Chez les prophètes et dans les psaumes, le ton change. A la question: « Qui peut gravir la montagne du Seigneur et se tenir dans le lieu saint ? », ou alors: «  Qui de nous résistera ? C’est une fournaise sans fin », la réponse arrive sous forme d’indications strictement morales: « L’homme au cœur pur, aux mains innocentes », et « Celui qui va selon la justice et parle avec droiture » (cf. Sal 24, 3; Is 33, 14 s.). Ces voix sont sublimes mais restent encore assez isolées. Au temps de Jésus, chez les pharisiens  et à Qumran, on croit encore que la sainteté et la justice ont besoin d’un rituel de pureté et de certains préceptes à observer, en particulier celui du Sabbat, même si, théoriquement,  personne n’a oublié que le premier et le plus grand commandement est celui de l’amour de Dieu et du prochain.

2. La nouveauté du Christ

Passés maintenant au Nouveau Testament, nous voyons que la définition de « sainte nation » s’est vite élargie aux chrétiens. Pour Paul, les baptisés sont «  saints par vocation », ou « appelés à être saints » [6]. Il appelle habituellement les baptisés des «  saints ». Les croyants sont «  choisis pour être saints, immaculés devant lui, dans l’amour » (Eph 1, 4). Mais sous l’apparente identité de terminologie nous assistons à de profonds changements. La « sainteté » n’est plus un fait rituel ou légal, mais un fait d’ordre moral, voire ontologique. Elle ne réside pas dans les mains mais dans le cœur; elle ne se décide pas à l’extérieur mais à l’intérieur de l’homme et se résume dans l’amour. « Ce n’est pas ce qui entre dans la bouche qui rend l’homme impur ; mais ce qui sort de la bouche, voilà ce qui rend l’homme impur. » (Mt 15, 11).

Les médiateurs de la sainteté de Dieu ne sont plus des lieux (le temple de Jérusalem ou le mont Garizim), des rites, des objets et des lois, mais une personne, Jésus Christ. Etre saint consiste non pas à se séparer de telle ou telle chose, mais à s’unir au Christ. En Jésus Christ se trouve la sainteté de Dieu, qui nous touche personnellement, et non dans son lointain reflet. « Tu es le Saint de Dieu! »: cette exclamation adressée à Jésus dans les évangile retentit à deux reprises (Jn 6,  69; Lc 4, 34). L’Apocalypse appelle le Christ « le Saint » (Ap 3,7), tout simplement. Et la liturgie lui fait écho en clamant dans le Gloria « Tu solus Sanctus », Toi seul es Saint.

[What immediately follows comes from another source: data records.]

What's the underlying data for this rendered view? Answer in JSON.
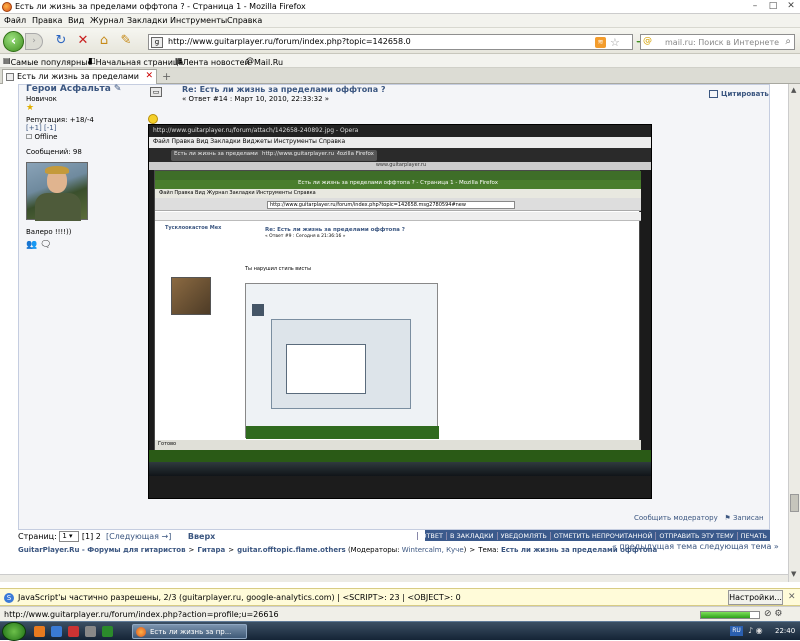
{
  "window": {
    "title": "Есть ли жизнь за пределами оффтопа ? - Страница 1 - Mozilla Firefox"
  },
  "menu": [
    "Файл",
    "Правка",
    "Вид",
    "Журнал",
    "Закладки",
    "Инструменты",
    "Справка"
  ],
  "nav": {
    "url": "http://www.guitarplayer.ru/forum/index.php?topic=142658.0",
    "search_placeholder": "mail.ru: Поиск в Интернете",
    "search_engine_label": "@"
  },
  "bookmarks": [
    "Самые популярные",
    "Начальная страница",
    "Лента новостей",
    "Mail.Ru"
  ],
  "tab": {
    "label": "Есть ли жизнь за пределами оффто...",
    "new_tab": "+"
  },
  "user": {
    "name": "Герои Асфальта",
    "status": "Новичок",
    "reputation": "Репутация: +18/-4",
    "rep_links": "[+1] [-1]",
    "online": "Offline",
    "messages": "Сообщений: 98",
    "signature": "Валеро !!!!))"
  },
  "post": {
    "title": "Re: Есть ли жизнь за пределами оффтопа ?",
    "meta": "« Ответ #14 : Март 10, 2010, 22:33:32 »",
    "quote_label": "Цитировать",
    "notify_moderator": "Сообщить модератору",
    "log": "Записан"
  },
  "screenshot": {
    "opera_title": "http://www.guitarplayer.ru/forum/attach/142658-240892.jpg - Opera",
    "opera_menu": "Файл   Правка   Вид   Закладки   Виджеты   Инструменты   Справка",
    "opera_tab": "http://www.guitarplayer.ru",
    "opera_strip": "www.guitarplayer.ru",
    "ff_title": "Есть ли жизнь за пределами оффтопа ? - Страница 1 - Mozilla Firefox",
    "ff_menu": "Файл   Правка   Вид   Журнал   Закладки   Инструменты   Справка",
    "ff_url": "http://www.guitarplayer.ru/forum/index.php?topic=142658.msg2780594#new",
    "user": "Тусклоокастое Мех",
    "post_title": "Re: Есть ли жизнь за пределами оффтопа ?",
    "post_meta": "« Ответ #9 : Сегодня в 21:36:16 »",
    "text": "Ты нарушил стиль висты",
    "status": "Готово"
  },
  "pager": {
    "label": "Страниц:",
    "select_value": "1",
    "pages": "[1] 2",
    "next": "[Следующая →]",
    "up": "Вверх"
  },
  "actions": [
    "ОТВЕТ",
    "В ЗАКЛАДКИ",
    "УВЕДОМЛЯТЬ",
    "ОТМЕТИТЬ НЕПРОЧИТАННОЙ",
    "ОТПРАВИТЬ ЭТУ ТЕМУ",
    "ПЕЧАТЬ"
  ],
  "breadcrumb": {
    "site": "GuitarPlayer.Ru - Форумы для гитаристов",
    "cat": "Гитара",
    "board": "guitar.offtopic.flame.others",
    "mods_label": "(Модераторы:",
    "mods": "Wintercalm, Куче",
    "mods_end": ")",
    "topic_label": "Тема:",
    "topic": "Есть ли жизнь за пределами оффтопа",
    "nextprev": "« предыдущая тема следующая тема »"
  },
  "notify": {
    "text": "JavaScript'ы частично разрешены, 2/3 (guitarplayer.ru, google-analytics.com) | <SCRIPT>: 23 | <OBJECT>: 0",
    "button": "Настройки..."
  },
  "status": {
    "url": "http://www.guitarplayer.ru/forum/index.php?action=profile;u=26616",
    "progress": 0.85
  },
  "taskbar": {
    "task": "Есть ли жизнь за пр...",
    "lang": "RU",
    "clock": "22:40"
  }
}
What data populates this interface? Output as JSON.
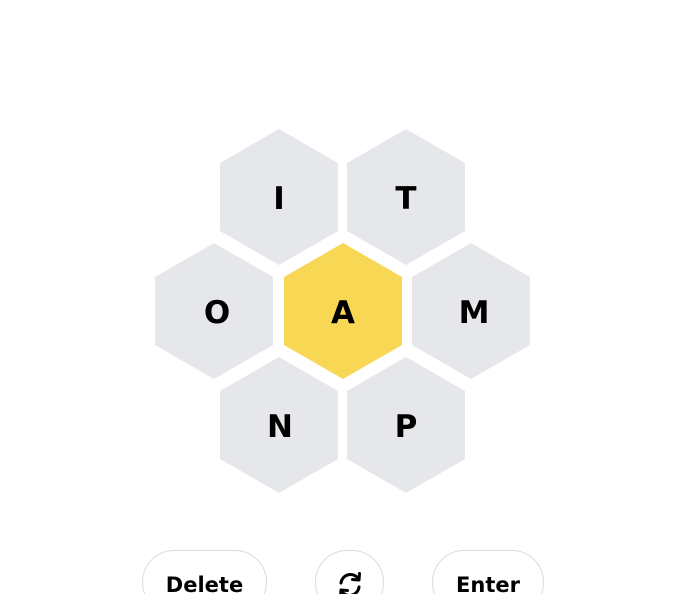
{
  "colors": {
    "outer_cell": "#e6e7eb",
    "center_cell": "#f7d753",
    "letter": "#000000",
    "button_border": "#dcdcdc"
  },
  "hive": {
    "center_letter": "A",
    "outer_letters": {
      "top_left": "I",
      "top_right": "T",
      "left": "O",
      "right": "M",
      "bottom_left": "N",
      "bottom_right": "P"
    }
  },
  "controls": {
    "delete_label": "Delete",
    "shuffle_icon": "shuffle-icon",
    "enter_label": "Enter"
  }
}
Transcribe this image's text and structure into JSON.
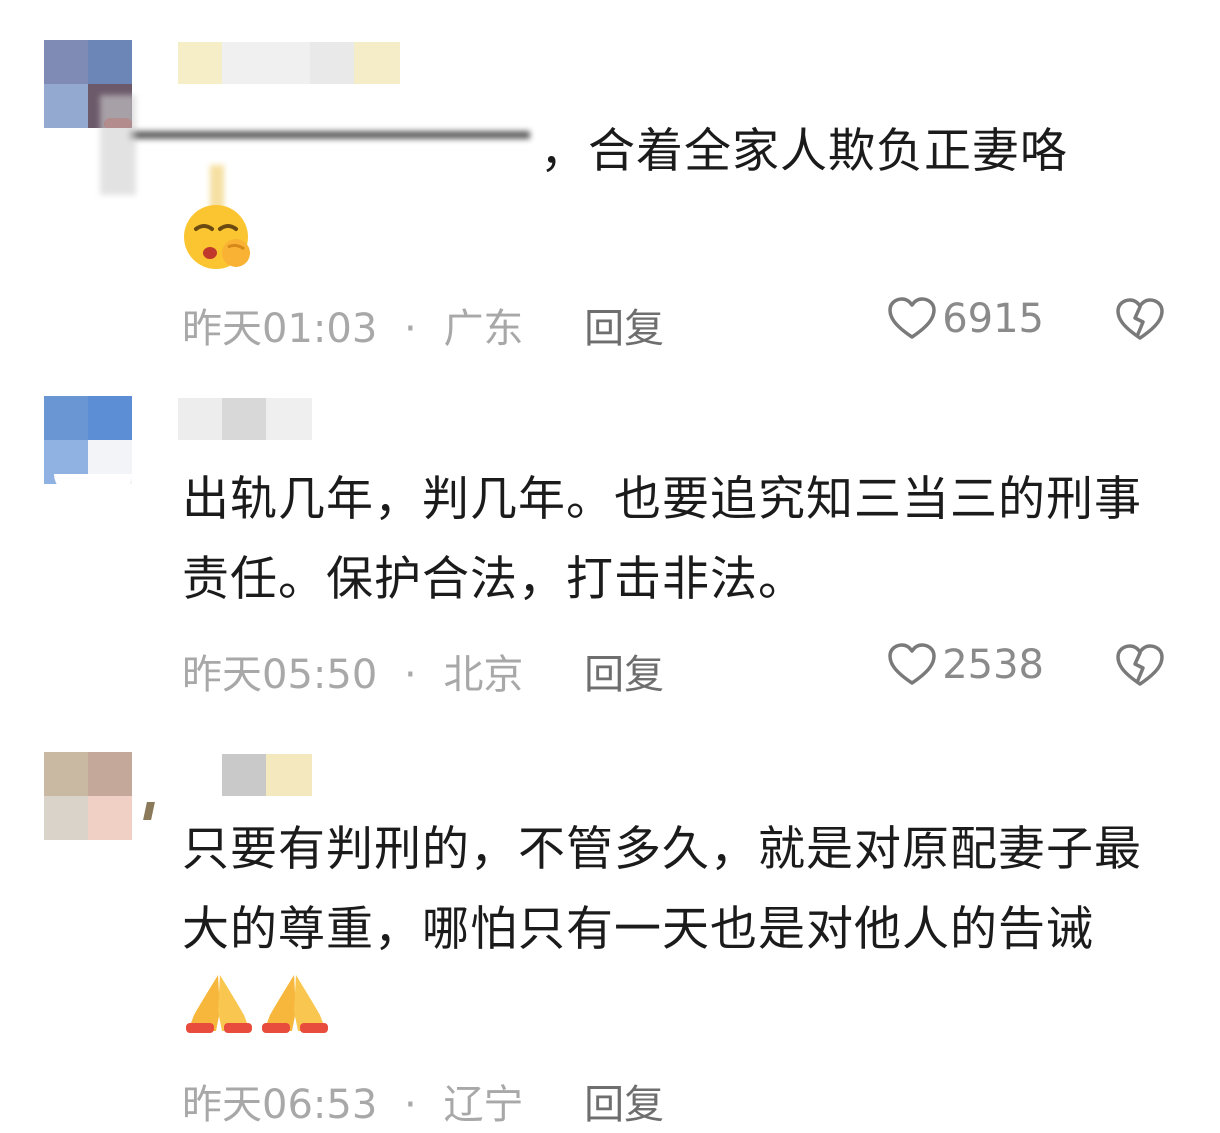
{
  "comments": [
    {
      "text": "，合着全家人欺负正妻咯",
      "emoji": "face-with-hand-over-mouth",
      "time": "昨天01:03",
      "sep": "·",
      "location": "广东",
      "reply": "回复",
      "likes": "6915"
    },
    {
      "text": "出轨几年，判几年。也要追究知三当三的刑事责任。保护合法，打击非法。",
      "time": "昨天05:50",
      "sep": "·",
      "location": "北京",
      "reply": "回复",
      "likes": "2538"
    },
    {
      "text": "只要有判刑的，不管多久，就是对原配妻子最大的尊重，哪怕只有一天也是对他人的告诫",
      "emoji": "folded-hands-x2",
      "time": "昨天06:53",
      "sep": "·",
      "location": "辽宁",
      "reply": "回复"
    }
  ],
  "colors": {
    "text": "#1b1b1b",
    "meta": "#a8a8a8",
    "reply": "#6e6e6e",
    "icon": "#7a7a7a"
  }
}
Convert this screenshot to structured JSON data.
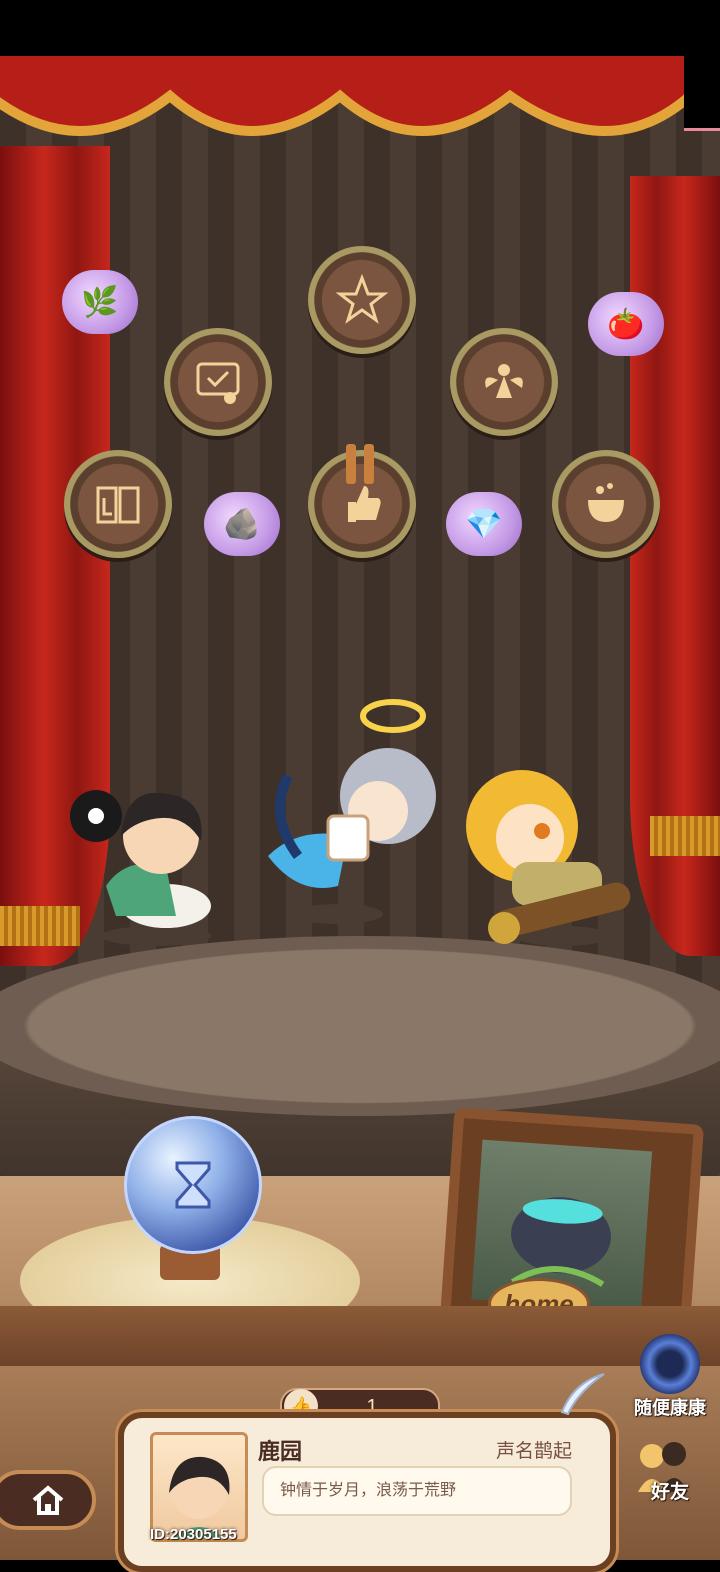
{
  "stage": {
    "badges": [
      {
        "name": "badge-craft-icon"
      },
      {
        "name": "badge-certificate-icon"
      },
      {
        "name": "badge-fairy-icon"
      },
      {
        "name": "badge-book-icon"
      },
      {
        "name": "badge-thumbsup-icon"
      },
      {
        "name": "badge-cauldron-icon"
      }
    ],
    "rewards": [
      {
        "name": "reward-herb-icon",
        "glyph": "🌿"
      },
      {
        "name": "reward-tomato-icon",
        "glyph": "🍅"
      },
      {
        "name": "reward-ore-icon",
        "glyph": "🪨"
      },
      {
        "name": "reward-crystal-icon",
        "glyph": "💎"
      }
    ]
  },
  "home_frame": {
    "label": "home"
  },
  "like_bar": {
    "count": "1"
  },
  "profile": {
    "name": "鹿园",
    "rank": "声名鹊起",
    "motto": "钟情于岁月，浪荡于荒野",
    "id": "ID:20305155"
  },
  "side": {
    "random_visit": "随便康康",
    "friends": "好友"
  },
  "colors": {
    "curtain": "#c7271c",
    "wood": "#6b3f22",
    "accent": "#d89a2a"
  }
}
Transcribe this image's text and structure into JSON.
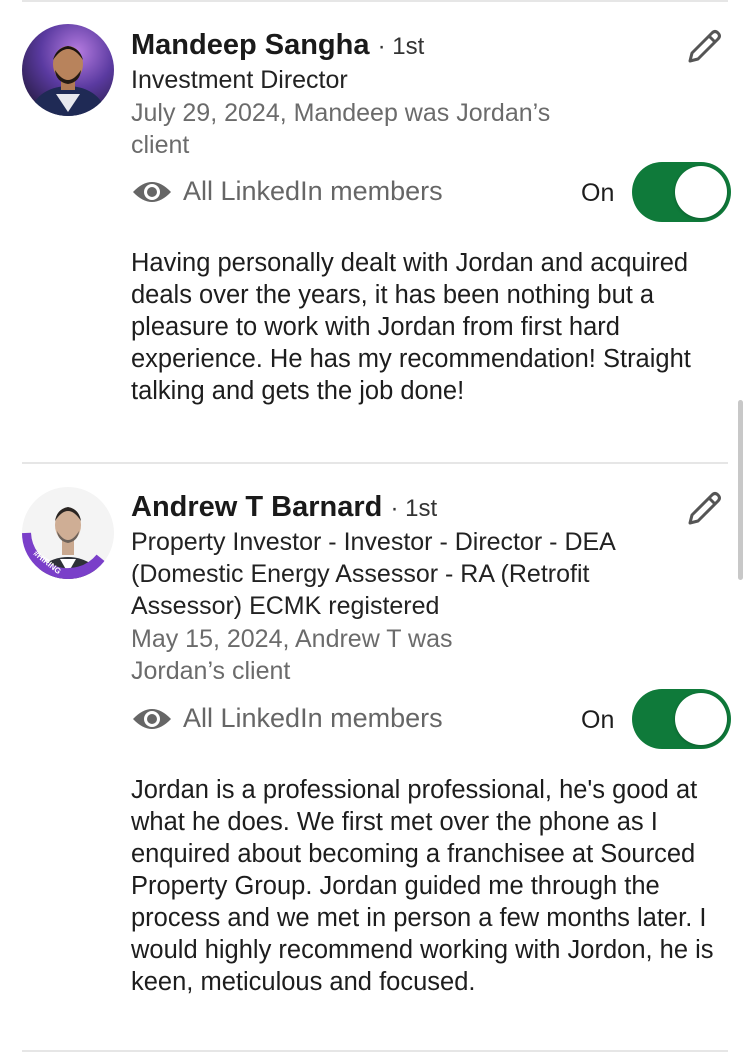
{
  "recommendations": [
    {
      "name": "Mandeep Sangha",
      "degree": "· 1st",
      "headline": "Investment Director",
      "meta": "July 29, 2024, Mandeep was Jordan’s client",
      "visibility": "All LinkedIn members",
      "toggle_label": "On",
      "toggle_on": true,
      "text": "Having personally dealt with Jordan and acquired deals over the years, it has been nothing but a pleasure to work with Jordan from first hard experience. He has my recommendation! Straight talking and gets the job done!"
    },
    {
      "name": "Andrew T Barnard",
      "degree": "· 1st",
      "headline": "Property Investor - Investor - Director - DEA (Domestic Energy Assessor - RA (Retrofit Assessor) ECMK registered",
      "meta": "May 15, 2024, Andrew T was Jordan’s client",
      "visibility": "All LinkedIn members",
      "toggle_label": "On",
      "toggle_on": true,
      "badge": "#HIRING",
      "text": "Jordan is a professional professional, he's good at what he does. We first met over the phone as I enquired about becoming a franchisee at Sourced Property Group. Jordan guided me through the process and we met in person a few months later. I would highly recommend working with Jordon, he is keen, meticulous and focused."
    }
  ],
  "colors": {
    "toggle_on": "#0f7a3a",
    "hiring_ring": "#7a3fc9",
    "muted_text": "#6b6b6b"
  }
}
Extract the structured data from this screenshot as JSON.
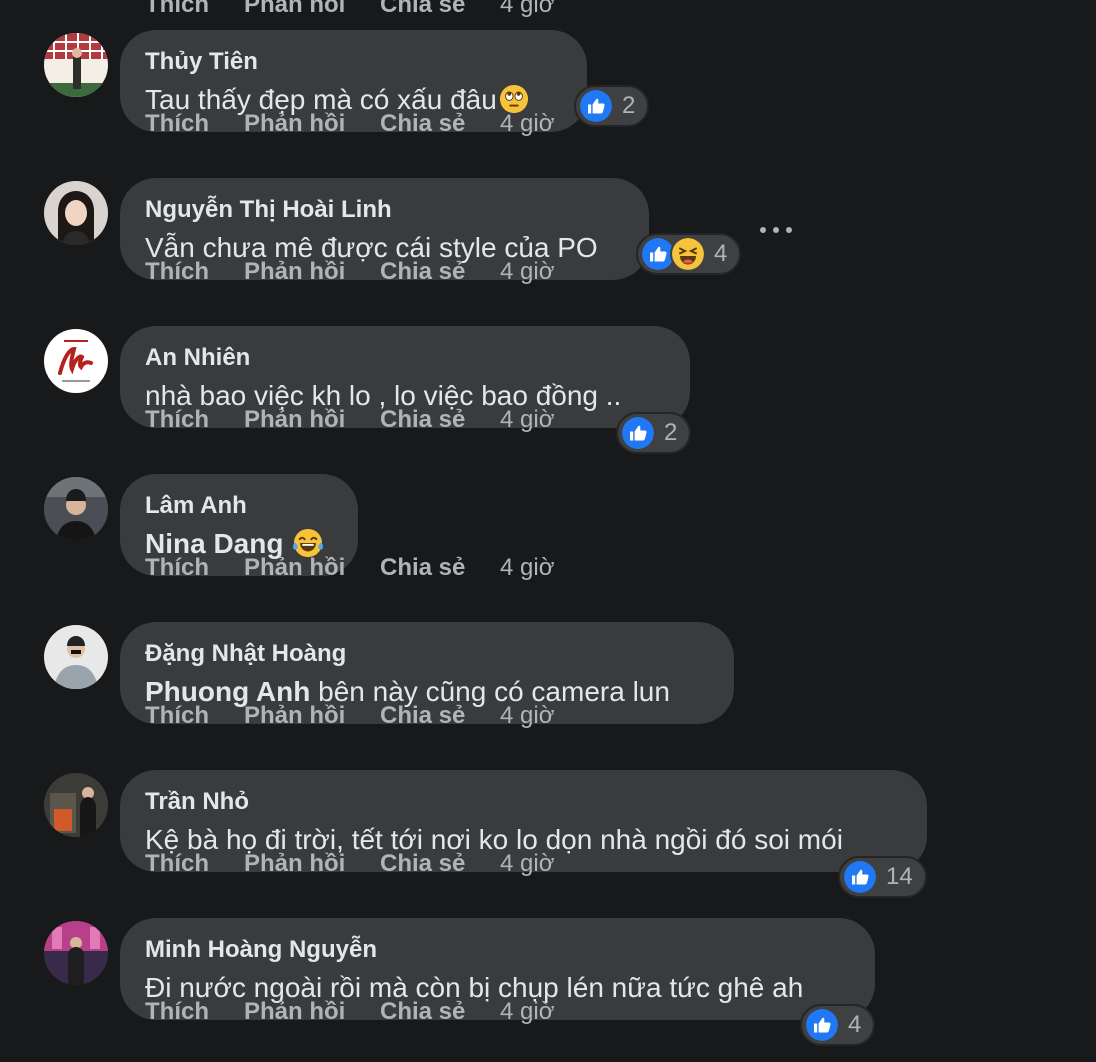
{
  "actions": {
    "like": "Thích",
    "reply": "Phản hồi",
    "share": "Chia sẻ",
    "time": "4 giờ"
  },
  "colors": {
    "background": "#18191a",
    "bubble": "#3a3b3c",
    "like_blue": "#2078f4",
    "action_text": "#b0b3b8"
  },
  "comments": [
    {
      "author": "Thủy Tiên",
      "text": "Tau thấy đẹp mà có xấu đâu",
      "text_emoji": "face-with-rolling-eyes",
      "reactions": [
        "like-icon"
      ],
      "reaction_count": "2"
    },
    {
      "author": "Nguyễn Thị Hoài Linh",
      "text": "Vẫn chưa mê được cái style của PO",
      "reactions": [
        "like-icon",
        "haha-icon"
      ],
      "reaction_count": "4",
      "more_options": "more-options-icon"
    },
    {
      "author": "An Nhiên",
      "text": "nhà bao việc kh lo , lo việc bao đồng ..",
      "reactions": [
        "like-icon"
      ],
      "reaction_count": "2"
    },
    {
      "author": "Lâm Anh",
      "mention": "Nina Dang",
      "text_emoji": "face-with-tears-of-joy"
    },
    {
      "author": "Đặng Nhật Hoàng",
      "mention": "Phuong Anh",
      "text": " bên này cũng có camera lun"
    },
    {
      "author": "Trần Nhỏ",
      "text": "Kệ bà họ đi trời, tết tới nơi ko lo dọn nhà ngồi đó soi mói",
      "reactions": [
        "like-icon"
      ],
      "reaction_count": "14"
    },
    {
      "author": "Minh Hoàng Nguyễn",
      "text": "Đi nước ngoài rồi mà còn bị chụp lén nữa tức ghê ah",
      "reactions": [
        "like-icon"
      ],
      "reaction_count": "4"
    }
  ]
}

Nous entrons en contact avec la sainteté du Christ et celle-ci nous est transmise de deux façons: par appropriation et par imitation. La première est la plus importante des deux, car elle se réalise dans la foi et par le biais des sacrements. La sainteté est avant tout un don, une grâce, et elle l’œuvre de toute la Trinité. Notre sainteté appartient, comme dit l’apôtre, plus au Christ qu’à nous-mêmes (cf.1 Cor 6, 19-20), et inversement, celle du Christ nous appartient plus que notre propre sainteté. « Ce qui appartient au Christ – écrit le théologien byzantin Nicolas Cabasilas –  devient nôtre, bien plus que ce que possédons »[7]. C’est l’élan, ou le coup d’audace, que nous devrions réaliser dans notre vie spirituelle. Sa découverte ne se fait généralement pas au début mais à la fin du cheminement spirituel entrepris; non pas au noviciat, mais plus tard, après avoir testé toutes les autres voies et vu qu’elles ne conduisent pas très loin.

Paul nous enseigne comment faire ce «  coup d’audace », quand il déclare solennellement ne pas vouloir être reconnu juste ou saint pour la justice que donne la loi, dérivant de son observance, mais uniquement de celle qui vient de la foi en Jésus Christ (cf. Fil 3, 5-10). Jésus, dit-il, est devenu pour nous «  justice, sanctification et rédemption » (1 Cor 1,30). «  Pour nous »: nous pouvons donc réclamer sa sainteté comme étant la nôtre à tous les effets. Un coup d’audace c’est aussi ce que fait saint Bernard, quand il s’écrie: « Ce qui me manque, je le prends (littéralement, je m’en approprie) des entrailles du Seigneur »[8]. « S’approprier » la sainteté du Christ, « ravir le royaume des cieux »! Voilà le coup d’audace à répéter souvent dans sa vie, spécialement au moment de la communion eucharistique.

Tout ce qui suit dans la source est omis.